A total of 10 publications were included that had “clear positions, statements, or guidelines for the initial prescription and/or subsequent monitoring of response of biologic therapies in CRSwNP.”

The “general consensus” among the papers was that biologics should limited to cases of severe and uncontrolled CRSwNP.

Six papers strongly recommended prior surgery unless there are exceptional circumstances and the remaining four papers only considered prior surgery as a condition to consider.

In four papers, confirmation of type 2 inflammation was one of five criteria for prescription. Three of the papers identified confirmation of type 2 inflammation as mandatory or required to be highly likely.

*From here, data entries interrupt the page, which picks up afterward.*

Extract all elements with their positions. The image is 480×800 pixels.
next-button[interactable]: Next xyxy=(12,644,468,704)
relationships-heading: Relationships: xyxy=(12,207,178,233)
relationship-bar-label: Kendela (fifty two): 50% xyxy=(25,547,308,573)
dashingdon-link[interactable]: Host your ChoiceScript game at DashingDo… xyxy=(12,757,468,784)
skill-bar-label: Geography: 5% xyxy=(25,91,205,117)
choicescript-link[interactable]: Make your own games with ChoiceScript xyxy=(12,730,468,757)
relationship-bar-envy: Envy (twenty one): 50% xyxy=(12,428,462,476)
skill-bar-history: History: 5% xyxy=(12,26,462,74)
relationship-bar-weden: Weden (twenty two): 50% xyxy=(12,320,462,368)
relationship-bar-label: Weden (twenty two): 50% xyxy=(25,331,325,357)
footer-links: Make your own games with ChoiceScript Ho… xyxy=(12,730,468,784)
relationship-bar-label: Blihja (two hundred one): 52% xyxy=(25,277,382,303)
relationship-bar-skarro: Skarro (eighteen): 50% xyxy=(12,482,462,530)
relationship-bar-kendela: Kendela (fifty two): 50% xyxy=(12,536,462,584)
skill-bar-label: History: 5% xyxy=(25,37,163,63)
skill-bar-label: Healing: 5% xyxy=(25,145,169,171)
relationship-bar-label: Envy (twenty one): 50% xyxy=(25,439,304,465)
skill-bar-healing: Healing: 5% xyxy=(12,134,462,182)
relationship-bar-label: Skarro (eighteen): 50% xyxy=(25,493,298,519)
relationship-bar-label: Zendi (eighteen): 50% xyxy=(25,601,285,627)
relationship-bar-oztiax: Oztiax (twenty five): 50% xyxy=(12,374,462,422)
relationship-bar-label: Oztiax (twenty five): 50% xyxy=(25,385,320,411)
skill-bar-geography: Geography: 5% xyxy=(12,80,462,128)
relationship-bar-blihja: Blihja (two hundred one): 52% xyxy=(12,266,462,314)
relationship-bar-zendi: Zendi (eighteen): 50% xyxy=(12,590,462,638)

In the last three papers, it was not strictly necessary or even considered.

The majority of publication considered olfactory performance, presence of type 2 comorbidities, need for systemic corticosteroids to control the disease, polyp extension, and impact on quality of life for prescription of biologics.

For the seven publications that provided indications for monitoring of response to biologics, most considered improvement in polyp size, quality of life, need for systemic corticosteroids, and comorbidities to assess response.

Overall, the researchers determined that guidelines for prescribing and monitoring biologics for patients with CRSwNP have many similarities, and they emphasize have different conditions and define specific cutoffs regarding the proportion of patients these treatments should be prescribed to.

“This fact may reflect changes in the availability and price of biological therapy, but also variable economic burden and healthcare affordability in the different contexts these guidelines are addressed to,” they concluded.